Visitors look at a Sumatran orangutan at the Moscow Zoo, Russia, August 22, 2015. Maxim Zmeyev/Reuters
Maxim Zmeyev/Reuters

We asked Chris Draper, program manager for captive wild animals at the Born Free Foundation in the U.K., to comment on the photograph.

"It is hard to say too much without the wider context and knowledge of the enclosure," he told The Dodo. "[But] the picture presents a striking contrast between the zoo visitors and the orangutan: a moment's interest and comedy for the visitors and a lifetime's captivity for the orangutan."
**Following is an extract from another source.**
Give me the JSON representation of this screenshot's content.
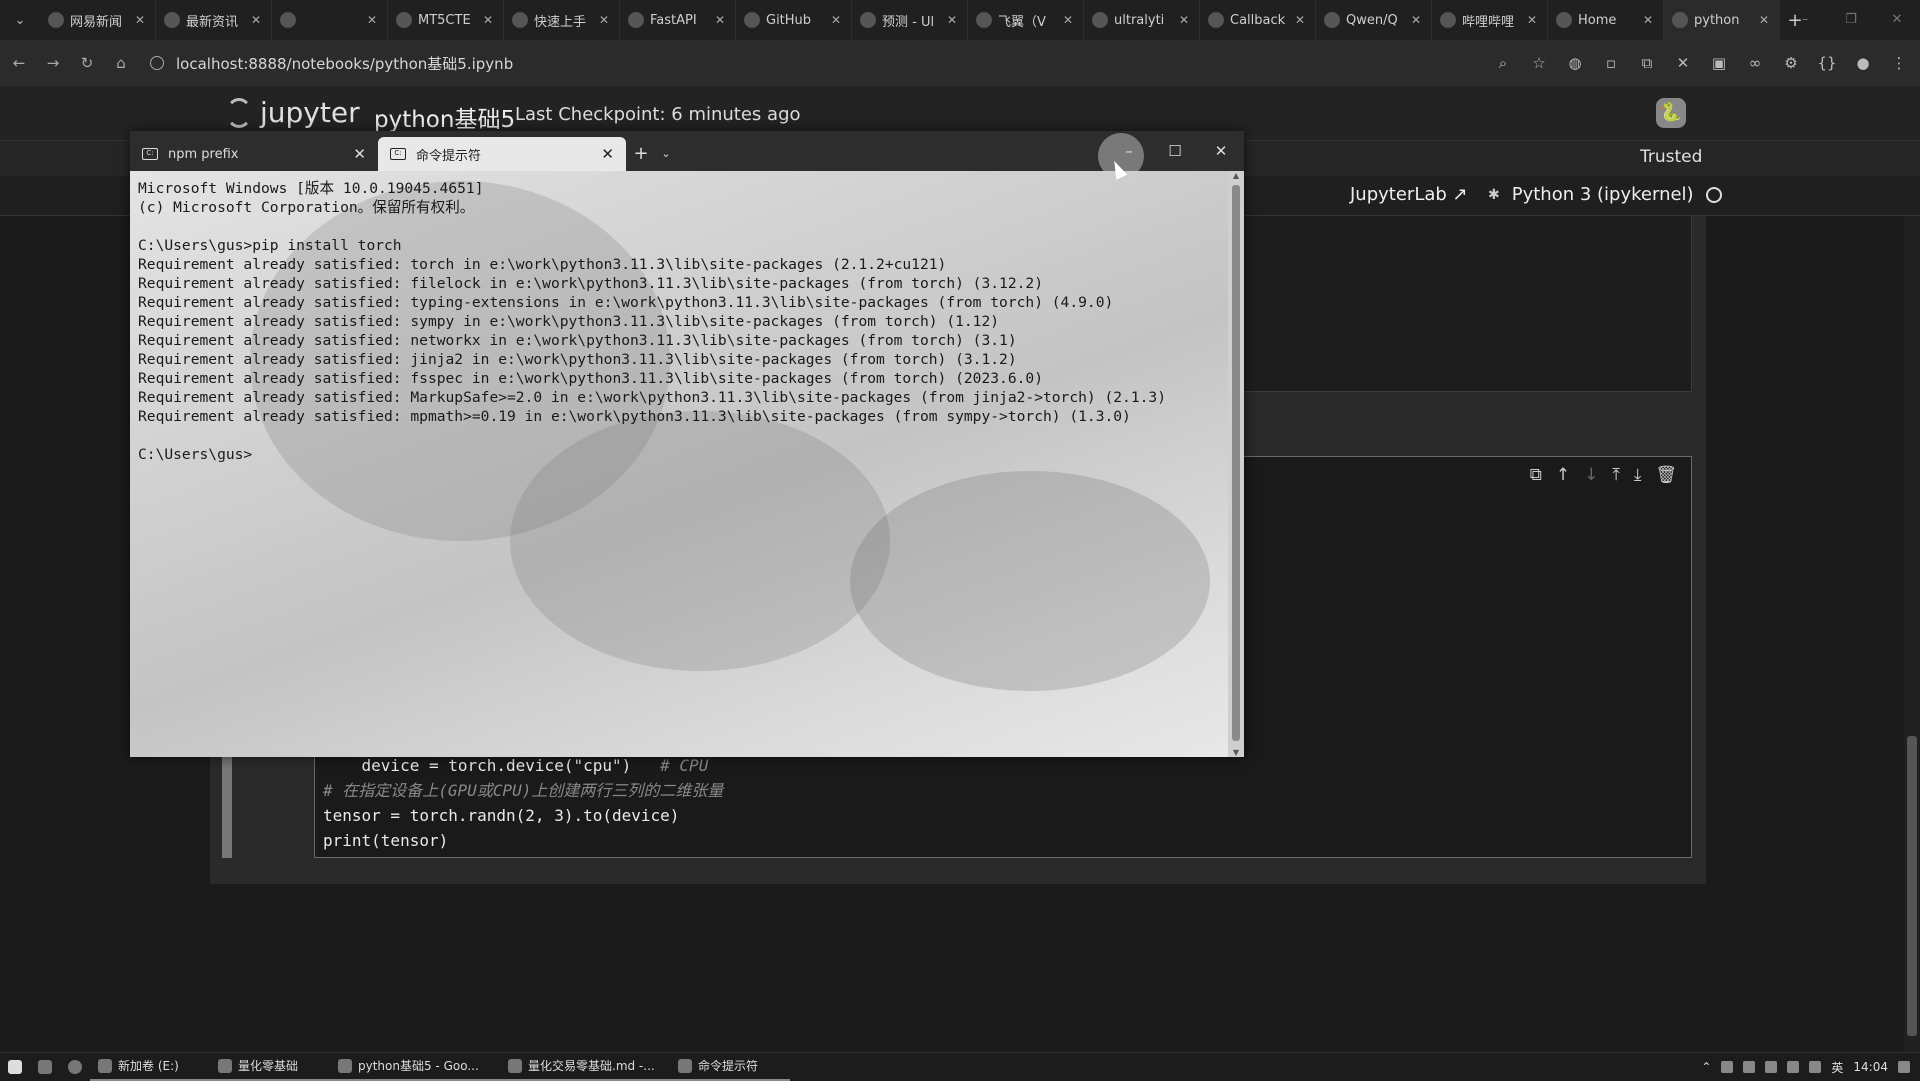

In the wild, Draper explains, orangutans are almost exclusively arboreal - "finding safety and comfort in the trees." Yet, he continues, "here we see a situation where endless streams of visitors may file past at eye level with this intelligent and sensitive ape."

Sumatran orangutans are critically endangered, with no more than 7,300 left in the wild.

"It is difficult to imagine how exhibiting the orangutan in this manner is helping to conserve wild orangutans," Draper notes. "Will the visitors become ardent conservationists or even reconsider their use of palm oil - the production of which is a significant contributor to the destruction of orangutan habitat - having briefly laughed at an ape in captivity?"

"Something tells me," he says, "it is unlikely."